Description
Professor of Physics, California Institute of Technology,
1930-1962. Papers include personal and professional correspondence, research notes and
data, manuscripts, reprints, patents, photographs. Covers work at Caltech, consulting
work and professional activities, personal and biographical materials. Topics:
cold-emission effect, medical physics work with Kellogg Laboratory, wartime work with
U.S. government and the military.
Background
Charles Christian Lauritsen, known to his colleagues as Charlie or C. C., was born in
Holstebro, Denmark in 1892 and educated at the Odense Technical School. During World War I,
although Denmark officially remained neutral, Lauritsen chose to leave Europe for the United
States, where he and his wife, the former Sigrid Henriksen, and son Tommy first settled in
Florida.
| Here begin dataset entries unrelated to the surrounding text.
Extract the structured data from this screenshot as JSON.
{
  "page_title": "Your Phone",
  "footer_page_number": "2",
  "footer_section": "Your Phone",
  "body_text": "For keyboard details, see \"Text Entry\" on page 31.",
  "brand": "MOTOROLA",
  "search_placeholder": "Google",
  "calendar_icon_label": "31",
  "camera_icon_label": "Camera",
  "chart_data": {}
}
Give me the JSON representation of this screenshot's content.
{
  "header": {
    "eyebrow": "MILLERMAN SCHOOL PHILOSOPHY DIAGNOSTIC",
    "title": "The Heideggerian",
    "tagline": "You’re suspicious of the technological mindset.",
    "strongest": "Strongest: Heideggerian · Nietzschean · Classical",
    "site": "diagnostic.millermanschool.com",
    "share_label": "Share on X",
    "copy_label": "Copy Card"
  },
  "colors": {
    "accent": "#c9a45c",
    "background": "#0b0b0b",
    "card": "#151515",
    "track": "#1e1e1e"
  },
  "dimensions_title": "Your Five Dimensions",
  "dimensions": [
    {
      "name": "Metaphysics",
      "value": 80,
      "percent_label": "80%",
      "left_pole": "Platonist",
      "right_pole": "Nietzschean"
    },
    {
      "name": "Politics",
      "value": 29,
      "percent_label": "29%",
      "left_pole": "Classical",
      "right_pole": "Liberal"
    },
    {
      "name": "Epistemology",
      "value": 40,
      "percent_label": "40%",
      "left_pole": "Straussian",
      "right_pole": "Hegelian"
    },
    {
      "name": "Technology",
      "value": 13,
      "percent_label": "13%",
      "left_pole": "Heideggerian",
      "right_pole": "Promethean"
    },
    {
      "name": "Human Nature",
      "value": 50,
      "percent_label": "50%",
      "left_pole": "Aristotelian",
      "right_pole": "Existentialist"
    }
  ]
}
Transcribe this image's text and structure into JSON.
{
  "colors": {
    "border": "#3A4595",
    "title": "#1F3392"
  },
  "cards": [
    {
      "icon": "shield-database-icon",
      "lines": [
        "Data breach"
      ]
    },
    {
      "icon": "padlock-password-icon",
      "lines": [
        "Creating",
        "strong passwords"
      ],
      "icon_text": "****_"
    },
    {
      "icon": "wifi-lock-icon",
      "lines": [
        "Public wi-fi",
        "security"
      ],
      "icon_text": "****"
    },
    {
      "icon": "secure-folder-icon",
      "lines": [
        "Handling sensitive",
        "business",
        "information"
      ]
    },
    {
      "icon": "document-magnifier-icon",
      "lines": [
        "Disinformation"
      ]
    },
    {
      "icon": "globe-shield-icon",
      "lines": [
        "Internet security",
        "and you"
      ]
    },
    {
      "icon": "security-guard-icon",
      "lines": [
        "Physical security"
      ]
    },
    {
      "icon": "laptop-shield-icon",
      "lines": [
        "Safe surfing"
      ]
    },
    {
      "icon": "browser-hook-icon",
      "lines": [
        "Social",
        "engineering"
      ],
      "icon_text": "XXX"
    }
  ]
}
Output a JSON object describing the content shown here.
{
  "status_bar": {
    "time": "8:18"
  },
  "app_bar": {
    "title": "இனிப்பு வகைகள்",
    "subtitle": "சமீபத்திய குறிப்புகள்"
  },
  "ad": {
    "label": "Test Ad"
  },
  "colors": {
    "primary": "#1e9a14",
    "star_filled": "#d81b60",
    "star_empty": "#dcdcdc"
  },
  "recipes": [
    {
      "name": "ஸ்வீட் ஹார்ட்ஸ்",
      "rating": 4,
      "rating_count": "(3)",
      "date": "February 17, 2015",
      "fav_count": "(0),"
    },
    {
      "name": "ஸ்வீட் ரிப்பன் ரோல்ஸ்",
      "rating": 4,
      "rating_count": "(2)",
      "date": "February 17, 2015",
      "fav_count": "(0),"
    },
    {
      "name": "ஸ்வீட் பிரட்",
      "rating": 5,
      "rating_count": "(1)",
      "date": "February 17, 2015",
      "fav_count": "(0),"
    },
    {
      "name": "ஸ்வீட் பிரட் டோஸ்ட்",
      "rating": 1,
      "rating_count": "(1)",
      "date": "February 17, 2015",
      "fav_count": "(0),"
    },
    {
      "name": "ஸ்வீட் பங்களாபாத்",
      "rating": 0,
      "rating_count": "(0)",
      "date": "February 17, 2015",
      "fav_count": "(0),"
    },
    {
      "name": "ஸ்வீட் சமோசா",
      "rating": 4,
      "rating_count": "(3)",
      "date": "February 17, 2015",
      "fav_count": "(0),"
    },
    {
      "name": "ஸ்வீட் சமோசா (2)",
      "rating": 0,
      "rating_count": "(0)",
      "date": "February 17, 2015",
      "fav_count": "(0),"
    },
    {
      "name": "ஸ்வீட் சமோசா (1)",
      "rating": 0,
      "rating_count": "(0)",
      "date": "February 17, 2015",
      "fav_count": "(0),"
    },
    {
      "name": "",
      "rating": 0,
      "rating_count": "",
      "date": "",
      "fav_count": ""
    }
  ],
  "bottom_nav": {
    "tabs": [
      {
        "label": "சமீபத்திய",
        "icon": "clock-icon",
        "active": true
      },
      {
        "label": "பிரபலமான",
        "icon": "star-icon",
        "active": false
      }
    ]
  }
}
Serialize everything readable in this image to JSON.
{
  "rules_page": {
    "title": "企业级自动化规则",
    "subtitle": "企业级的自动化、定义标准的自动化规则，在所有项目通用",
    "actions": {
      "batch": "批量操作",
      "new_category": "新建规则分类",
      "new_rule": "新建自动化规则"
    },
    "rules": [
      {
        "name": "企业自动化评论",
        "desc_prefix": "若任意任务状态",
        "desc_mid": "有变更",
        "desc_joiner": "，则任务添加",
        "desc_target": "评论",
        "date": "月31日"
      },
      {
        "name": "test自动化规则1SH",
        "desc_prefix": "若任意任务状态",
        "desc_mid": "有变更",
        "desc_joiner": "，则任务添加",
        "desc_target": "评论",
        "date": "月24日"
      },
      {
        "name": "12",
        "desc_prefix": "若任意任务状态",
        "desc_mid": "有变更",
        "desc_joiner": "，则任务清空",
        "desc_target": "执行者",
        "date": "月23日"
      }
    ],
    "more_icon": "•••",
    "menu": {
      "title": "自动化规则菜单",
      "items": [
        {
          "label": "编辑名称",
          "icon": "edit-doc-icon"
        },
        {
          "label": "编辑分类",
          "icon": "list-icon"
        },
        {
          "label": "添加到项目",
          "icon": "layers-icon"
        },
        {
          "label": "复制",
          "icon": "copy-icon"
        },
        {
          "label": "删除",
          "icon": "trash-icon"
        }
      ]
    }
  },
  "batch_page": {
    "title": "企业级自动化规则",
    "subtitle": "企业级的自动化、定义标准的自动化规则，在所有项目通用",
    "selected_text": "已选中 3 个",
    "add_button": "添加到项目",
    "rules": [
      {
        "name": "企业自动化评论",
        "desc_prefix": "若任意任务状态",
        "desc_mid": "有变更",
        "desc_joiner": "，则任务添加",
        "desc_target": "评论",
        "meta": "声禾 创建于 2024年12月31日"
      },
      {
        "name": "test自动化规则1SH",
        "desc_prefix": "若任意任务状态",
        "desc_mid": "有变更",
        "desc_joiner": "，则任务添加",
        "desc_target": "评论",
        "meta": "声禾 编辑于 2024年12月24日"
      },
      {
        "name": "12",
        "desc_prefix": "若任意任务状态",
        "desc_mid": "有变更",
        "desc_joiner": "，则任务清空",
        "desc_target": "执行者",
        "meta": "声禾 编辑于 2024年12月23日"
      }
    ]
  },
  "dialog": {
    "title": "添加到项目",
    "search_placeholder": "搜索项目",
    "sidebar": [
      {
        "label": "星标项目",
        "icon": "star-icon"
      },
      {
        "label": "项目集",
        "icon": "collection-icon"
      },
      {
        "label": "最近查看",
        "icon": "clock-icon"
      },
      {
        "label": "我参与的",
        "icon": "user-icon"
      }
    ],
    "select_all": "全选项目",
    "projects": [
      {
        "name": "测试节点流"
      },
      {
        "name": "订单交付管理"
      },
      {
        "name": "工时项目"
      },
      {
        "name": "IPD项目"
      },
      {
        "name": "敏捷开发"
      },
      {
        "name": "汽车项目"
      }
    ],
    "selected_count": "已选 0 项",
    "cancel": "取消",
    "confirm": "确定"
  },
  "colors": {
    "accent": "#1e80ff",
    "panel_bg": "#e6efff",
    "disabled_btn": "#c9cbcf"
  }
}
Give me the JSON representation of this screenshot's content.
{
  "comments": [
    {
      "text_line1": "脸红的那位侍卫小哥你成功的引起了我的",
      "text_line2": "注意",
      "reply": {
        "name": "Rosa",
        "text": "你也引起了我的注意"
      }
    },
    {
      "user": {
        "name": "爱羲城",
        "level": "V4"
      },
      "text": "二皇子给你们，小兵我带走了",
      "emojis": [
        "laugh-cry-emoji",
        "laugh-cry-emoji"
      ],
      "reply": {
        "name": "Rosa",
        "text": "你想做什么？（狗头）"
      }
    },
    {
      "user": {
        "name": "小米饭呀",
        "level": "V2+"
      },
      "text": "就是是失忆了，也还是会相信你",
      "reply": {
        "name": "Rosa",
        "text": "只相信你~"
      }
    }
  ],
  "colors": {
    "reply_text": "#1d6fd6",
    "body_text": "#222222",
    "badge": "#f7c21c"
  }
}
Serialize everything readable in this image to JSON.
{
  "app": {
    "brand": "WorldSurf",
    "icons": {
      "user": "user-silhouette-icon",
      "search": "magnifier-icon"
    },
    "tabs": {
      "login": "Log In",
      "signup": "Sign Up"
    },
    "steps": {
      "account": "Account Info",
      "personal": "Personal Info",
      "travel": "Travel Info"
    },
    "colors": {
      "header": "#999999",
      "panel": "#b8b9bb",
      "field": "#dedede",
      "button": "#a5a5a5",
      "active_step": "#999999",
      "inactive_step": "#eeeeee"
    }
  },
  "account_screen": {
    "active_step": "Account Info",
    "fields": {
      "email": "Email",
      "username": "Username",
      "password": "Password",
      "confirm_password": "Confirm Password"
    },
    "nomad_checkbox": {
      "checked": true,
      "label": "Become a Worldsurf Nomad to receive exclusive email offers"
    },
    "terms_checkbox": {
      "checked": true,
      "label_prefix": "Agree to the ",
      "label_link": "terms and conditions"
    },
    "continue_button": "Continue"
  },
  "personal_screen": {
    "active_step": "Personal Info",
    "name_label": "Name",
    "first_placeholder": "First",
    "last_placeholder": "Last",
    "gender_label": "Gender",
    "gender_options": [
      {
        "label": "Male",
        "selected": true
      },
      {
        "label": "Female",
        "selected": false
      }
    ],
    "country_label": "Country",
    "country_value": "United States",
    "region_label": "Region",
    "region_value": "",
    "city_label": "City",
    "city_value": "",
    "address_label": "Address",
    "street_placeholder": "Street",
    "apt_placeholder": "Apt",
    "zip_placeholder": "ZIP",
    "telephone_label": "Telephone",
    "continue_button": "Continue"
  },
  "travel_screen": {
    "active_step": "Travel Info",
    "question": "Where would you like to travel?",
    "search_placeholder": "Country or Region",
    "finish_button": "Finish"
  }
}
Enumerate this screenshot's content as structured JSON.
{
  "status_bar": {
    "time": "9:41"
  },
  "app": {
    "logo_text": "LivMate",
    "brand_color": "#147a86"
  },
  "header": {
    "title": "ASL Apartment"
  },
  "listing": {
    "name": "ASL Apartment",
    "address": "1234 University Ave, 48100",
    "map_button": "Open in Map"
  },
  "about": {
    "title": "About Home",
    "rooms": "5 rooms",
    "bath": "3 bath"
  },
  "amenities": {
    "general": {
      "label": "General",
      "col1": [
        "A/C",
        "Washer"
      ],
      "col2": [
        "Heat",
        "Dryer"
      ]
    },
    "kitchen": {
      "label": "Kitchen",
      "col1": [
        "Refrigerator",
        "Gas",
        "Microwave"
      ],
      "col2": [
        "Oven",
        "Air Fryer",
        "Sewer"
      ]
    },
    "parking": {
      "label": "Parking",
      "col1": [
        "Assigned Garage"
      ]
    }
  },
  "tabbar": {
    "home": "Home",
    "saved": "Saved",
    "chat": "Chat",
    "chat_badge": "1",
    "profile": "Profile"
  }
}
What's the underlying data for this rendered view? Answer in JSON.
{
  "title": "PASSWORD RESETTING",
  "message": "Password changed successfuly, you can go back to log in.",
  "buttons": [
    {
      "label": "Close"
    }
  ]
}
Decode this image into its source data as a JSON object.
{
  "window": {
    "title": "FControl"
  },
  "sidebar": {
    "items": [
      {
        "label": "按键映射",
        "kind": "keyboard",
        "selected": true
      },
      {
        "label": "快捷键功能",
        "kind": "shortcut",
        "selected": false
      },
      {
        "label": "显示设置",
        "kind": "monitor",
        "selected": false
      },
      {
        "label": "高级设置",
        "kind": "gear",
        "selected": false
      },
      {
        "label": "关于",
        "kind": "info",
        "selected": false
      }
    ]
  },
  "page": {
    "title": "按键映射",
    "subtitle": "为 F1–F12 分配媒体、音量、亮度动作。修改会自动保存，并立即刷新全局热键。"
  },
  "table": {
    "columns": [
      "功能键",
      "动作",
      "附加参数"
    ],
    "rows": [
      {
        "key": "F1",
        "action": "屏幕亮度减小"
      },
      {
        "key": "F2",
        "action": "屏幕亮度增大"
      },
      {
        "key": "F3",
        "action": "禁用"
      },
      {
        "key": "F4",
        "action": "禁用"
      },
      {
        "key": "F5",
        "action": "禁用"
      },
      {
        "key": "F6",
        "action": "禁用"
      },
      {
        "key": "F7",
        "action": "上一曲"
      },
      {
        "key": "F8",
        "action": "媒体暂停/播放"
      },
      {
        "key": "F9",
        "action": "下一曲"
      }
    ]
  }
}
After some years of working at engineering and design jobs around the country,
Lauritsen began his formal study of physics after hearing a talk by Robert A. Millikan, Caltech's
president. Enrolling at Caltech in 1927, he received his PhD in 1929 and was appointed to the
physics faculty in 1930.
Restrictions
Copyright may not have been assigned to the California Institute of Technology Archives. All requests for permission to publish
or quote from manuscripts must be submitted in writing to the Head of the Archives. Permission for publication is given on
behalf of the California Institute of Technology Archives as the owner of the physical items and is not intended to include
or imply permission of the copyright holder, which must also be obtained by the reader.
Availability
The collection is open for research. Researchers must apply in writing for access.